Events are presented from her subjective viewpoint, and the viewer, like the girl, must piece together what is happening in the wider world from the scraps of information she is able to discover from friends in the palace, and her contact with the queen. Jacquot is rigorous in his approach, and gives the viewer no information that Sidonie could not have acquired.

Farewell, My Queen features real-life characters and events, but is a self-confessed fiction. History unfurls roughly on the correct timeline, but the filmmakers take liberties with the lives of the people involved.

It’s 1789, at the start of the French Revolution, when the French people deposed a financi­ally ruinous monarchy to establish a republic. Sidonie (Léa Seydoux) works at the Palace of Versailles, where she’s employed to read stories to Marie Antoinette (Diane Kruger).

Léa Seydoux (left) and Julie-Marie Parmentier in Farewell, My Queen.

Sidonie has lesbian feelings for the queen, who returns them by means of flirtations. When the people storm the Bastille prison in Paris, an event that signalled the downfall of the monarchy of King Louis XVI, Marie Antionette uses her sexual power to manipu­late Sidonie into saving a female lover from execution at the hands of the revolutionaries.

History figures a great deal, but the film is driven by the pent-up sexual desire of Sidonie, who’s played explosively by Seydoux. The actress expresses her character’s repress­ed passion for the queen in every scene, and Jacquot says he chose Seydoux because she has a “carnality” about her. Revolutionary pamphlets described Marie Antoinette as a lesbian, something that at the time would have blackened her name, but this has never been proved. The whole film is thus a delicious fantasy.
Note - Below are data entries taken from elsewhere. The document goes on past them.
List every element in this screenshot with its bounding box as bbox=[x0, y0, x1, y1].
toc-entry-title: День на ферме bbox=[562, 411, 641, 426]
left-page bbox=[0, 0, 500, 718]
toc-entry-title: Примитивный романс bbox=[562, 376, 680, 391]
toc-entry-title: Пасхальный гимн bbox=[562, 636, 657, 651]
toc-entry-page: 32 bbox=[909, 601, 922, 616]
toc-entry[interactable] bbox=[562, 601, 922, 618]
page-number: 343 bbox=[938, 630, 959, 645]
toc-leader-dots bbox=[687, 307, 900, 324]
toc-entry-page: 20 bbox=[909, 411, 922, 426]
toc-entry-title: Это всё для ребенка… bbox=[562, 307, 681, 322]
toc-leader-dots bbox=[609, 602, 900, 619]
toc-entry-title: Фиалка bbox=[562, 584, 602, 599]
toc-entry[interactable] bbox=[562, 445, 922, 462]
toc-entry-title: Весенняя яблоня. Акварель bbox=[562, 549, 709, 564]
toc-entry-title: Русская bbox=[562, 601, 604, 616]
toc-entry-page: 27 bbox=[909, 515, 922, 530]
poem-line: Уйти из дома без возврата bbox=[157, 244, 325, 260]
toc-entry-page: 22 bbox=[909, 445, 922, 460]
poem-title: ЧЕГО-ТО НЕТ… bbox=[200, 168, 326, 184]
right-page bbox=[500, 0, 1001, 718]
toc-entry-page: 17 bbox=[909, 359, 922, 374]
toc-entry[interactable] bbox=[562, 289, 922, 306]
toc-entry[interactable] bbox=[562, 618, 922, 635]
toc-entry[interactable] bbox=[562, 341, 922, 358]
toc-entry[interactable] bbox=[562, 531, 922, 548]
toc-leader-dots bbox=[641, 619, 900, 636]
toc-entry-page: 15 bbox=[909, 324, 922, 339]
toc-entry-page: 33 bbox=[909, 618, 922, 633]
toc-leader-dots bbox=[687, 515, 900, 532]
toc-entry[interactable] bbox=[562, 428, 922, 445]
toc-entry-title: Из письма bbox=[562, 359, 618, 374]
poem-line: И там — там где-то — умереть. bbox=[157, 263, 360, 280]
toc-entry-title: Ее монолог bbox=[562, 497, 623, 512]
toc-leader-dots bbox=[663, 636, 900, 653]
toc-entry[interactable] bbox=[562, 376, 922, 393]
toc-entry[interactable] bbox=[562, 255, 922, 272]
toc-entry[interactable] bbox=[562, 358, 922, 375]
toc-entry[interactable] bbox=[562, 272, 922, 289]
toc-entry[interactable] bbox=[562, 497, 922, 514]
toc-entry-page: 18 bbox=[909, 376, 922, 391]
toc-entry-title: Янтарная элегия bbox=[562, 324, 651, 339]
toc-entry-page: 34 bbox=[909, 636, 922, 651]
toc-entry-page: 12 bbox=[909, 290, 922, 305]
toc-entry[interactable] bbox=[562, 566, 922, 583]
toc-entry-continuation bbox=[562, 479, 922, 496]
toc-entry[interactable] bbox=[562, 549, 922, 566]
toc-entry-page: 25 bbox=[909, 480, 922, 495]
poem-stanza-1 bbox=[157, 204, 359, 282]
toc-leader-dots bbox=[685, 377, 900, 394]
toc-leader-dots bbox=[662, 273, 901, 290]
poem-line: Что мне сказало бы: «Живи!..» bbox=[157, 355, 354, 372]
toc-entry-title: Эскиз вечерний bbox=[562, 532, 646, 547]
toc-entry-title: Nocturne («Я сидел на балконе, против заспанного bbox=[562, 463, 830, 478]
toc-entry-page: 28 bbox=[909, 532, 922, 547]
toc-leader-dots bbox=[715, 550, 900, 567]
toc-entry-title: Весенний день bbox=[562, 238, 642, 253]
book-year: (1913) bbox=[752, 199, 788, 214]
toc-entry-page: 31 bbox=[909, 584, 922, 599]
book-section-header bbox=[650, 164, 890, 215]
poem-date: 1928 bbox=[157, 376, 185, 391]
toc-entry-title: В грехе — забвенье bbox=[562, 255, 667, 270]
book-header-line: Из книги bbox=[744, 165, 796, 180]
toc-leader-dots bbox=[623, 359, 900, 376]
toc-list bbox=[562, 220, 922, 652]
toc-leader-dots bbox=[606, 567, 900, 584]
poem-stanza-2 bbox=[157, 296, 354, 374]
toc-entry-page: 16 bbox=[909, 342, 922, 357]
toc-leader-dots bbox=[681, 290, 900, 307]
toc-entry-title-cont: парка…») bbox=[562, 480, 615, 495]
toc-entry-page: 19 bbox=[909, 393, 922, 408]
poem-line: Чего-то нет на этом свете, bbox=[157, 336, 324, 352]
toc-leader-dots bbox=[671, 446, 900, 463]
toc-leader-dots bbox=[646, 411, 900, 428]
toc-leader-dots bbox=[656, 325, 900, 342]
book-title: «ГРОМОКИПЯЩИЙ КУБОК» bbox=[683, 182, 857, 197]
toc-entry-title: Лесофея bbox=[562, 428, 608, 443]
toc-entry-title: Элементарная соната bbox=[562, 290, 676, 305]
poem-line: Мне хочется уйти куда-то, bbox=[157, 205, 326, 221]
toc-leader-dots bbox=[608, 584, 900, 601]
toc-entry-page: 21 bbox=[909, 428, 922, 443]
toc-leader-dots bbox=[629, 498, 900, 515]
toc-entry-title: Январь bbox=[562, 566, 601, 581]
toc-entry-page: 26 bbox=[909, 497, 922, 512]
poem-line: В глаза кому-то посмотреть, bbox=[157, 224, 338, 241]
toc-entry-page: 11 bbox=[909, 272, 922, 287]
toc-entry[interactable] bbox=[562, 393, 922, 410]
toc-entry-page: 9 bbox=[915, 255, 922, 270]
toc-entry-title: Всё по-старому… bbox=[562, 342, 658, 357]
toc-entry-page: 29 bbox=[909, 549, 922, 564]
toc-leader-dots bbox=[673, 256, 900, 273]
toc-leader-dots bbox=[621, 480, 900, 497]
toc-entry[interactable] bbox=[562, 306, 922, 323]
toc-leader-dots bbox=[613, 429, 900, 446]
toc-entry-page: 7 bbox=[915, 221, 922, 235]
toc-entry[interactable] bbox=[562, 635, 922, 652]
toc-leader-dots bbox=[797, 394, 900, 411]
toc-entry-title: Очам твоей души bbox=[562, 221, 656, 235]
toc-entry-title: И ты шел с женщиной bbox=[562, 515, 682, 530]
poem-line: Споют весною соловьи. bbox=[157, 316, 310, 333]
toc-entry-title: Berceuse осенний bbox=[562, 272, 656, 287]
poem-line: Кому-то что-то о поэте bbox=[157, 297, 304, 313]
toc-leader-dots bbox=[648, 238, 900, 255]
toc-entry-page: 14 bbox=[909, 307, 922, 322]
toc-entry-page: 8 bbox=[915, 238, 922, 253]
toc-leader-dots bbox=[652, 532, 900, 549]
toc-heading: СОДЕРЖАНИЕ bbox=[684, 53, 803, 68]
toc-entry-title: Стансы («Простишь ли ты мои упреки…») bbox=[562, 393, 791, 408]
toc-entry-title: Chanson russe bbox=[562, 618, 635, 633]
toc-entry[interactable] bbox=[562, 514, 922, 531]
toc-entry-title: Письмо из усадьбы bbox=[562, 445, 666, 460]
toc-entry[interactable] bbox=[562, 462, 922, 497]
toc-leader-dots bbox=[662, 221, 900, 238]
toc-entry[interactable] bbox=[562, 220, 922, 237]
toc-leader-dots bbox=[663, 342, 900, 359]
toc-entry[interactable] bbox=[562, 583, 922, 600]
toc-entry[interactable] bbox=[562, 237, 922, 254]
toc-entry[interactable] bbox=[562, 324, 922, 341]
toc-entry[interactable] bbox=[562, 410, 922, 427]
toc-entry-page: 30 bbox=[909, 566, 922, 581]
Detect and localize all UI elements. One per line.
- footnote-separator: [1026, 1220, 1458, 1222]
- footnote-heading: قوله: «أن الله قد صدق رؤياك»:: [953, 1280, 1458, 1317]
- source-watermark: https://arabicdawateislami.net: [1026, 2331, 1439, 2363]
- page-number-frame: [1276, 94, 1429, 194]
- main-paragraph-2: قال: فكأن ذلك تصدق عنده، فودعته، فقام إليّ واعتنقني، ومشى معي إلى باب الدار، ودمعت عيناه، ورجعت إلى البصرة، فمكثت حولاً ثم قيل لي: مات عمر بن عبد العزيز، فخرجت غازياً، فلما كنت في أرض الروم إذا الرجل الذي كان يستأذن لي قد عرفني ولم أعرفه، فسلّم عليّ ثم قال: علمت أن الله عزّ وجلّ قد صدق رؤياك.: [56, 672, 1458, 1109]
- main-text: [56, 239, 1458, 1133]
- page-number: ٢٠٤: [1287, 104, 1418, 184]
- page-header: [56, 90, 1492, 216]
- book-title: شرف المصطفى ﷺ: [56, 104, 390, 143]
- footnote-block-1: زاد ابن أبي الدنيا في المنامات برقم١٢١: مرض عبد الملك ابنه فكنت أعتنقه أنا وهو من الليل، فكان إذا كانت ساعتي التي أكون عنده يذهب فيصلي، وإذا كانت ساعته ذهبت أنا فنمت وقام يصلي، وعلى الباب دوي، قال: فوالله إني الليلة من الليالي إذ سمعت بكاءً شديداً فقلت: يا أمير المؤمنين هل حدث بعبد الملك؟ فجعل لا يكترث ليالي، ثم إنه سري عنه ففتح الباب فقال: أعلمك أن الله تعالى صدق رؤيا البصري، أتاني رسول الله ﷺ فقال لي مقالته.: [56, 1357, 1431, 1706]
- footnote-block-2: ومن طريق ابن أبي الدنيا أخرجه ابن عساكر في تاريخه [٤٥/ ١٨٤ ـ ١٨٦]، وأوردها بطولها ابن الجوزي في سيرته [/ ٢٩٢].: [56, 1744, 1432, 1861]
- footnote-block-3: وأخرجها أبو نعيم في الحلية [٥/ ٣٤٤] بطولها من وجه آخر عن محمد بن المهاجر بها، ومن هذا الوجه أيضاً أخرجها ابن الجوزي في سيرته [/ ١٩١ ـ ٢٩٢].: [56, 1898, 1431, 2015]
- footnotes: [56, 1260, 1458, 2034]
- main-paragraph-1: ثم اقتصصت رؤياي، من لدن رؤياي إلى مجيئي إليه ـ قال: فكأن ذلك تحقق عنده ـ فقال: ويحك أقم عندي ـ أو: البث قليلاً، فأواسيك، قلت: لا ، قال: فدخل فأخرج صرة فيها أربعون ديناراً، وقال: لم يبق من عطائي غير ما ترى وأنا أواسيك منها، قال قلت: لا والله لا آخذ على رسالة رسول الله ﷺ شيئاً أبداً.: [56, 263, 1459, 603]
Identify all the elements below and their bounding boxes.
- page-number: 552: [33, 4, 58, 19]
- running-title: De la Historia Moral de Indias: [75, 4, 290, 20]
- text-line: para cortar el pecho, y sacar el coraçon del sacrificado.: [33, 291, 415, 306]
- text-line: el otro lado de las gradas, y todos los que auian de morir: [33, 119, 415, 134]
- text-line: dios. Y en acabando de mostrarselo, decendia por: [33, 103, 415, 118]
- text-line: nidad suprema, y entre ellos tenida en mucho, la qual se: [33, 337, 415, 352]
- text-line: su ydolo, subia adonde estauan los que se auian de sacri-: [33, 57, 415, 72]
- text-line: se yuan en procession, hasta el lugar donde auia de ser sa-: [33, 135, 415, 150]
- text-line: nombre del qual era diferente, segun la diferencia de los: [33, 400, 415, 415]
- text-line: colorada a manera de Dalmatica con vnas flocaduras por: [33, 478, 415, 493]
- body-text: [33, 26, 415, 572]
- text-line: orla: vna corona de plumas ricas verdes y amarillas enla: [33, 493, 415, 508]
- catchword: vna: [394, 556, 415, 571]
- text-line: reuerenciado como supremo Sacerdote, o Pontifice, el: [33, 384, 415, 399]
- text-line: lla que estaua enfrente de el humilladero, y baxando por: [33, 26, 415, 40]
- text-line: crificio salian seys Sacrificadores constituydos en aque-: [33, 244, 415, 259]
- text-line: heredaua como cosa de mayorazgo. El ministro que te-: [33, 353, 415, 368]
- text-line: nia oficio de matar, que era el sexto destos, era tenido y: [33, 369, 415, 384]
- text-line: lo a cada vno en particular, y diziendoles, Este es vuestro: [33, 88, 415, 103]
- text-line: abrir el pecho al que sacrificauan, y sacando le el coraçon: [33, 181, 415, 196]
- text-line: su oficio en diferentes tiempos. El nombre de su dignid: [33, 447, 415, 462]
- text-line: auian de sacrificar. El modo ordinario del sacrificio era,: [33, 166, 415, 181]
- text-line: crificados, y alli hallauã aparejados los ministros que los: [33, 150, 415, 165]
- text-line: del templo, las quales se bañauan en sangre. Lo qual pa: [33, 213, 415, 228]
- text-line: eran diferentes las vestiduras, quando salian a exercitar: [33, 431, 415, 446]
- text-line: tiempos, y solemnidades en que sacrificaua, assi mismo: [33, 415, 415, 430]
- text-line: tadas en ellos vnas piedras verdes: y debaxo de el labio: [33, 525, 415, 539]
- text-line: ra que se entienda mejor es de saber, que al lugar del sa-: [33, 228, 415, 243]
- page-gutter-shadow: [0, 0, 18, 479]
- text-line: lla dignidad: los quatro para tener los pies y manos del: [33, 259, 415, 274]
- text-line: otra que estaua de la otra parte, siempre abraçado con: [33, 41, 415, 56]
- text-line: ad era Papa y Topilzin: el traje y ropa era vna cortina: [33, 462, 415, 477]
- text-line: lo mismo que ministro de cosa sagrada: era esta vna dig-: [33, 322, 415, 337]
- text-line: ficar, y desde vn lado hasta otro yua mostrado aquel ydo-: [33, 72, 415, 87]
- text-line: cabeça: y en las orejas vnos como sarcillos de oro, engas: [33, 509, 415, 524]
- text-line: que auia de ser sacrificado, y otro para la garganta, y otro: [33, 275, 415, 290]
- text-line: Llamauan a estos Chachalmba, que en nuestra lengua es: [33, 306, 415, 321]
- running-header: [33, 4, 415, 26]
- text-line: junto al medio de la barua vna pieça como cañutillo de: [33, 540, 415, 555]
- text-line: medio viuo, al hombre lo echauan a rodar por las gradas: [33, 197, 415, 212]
The French rightly love their revolution, and Jacquot shows no sympathy for the queen or her supercilious courtiers. Any revolutionary sympathies would under­mine the viewpoint of the royalist character, but Jacquot’s story shows the rich exploiting the servants at every opportunity.

Farewell, My Queen will be screened on Friday at Broadway Cinematheque, in Yau Ma Tei, and January 13 at Hong Kong Film Archive, in Sai Wan Ho, as part of French Cinepanorama’s retrospective programme.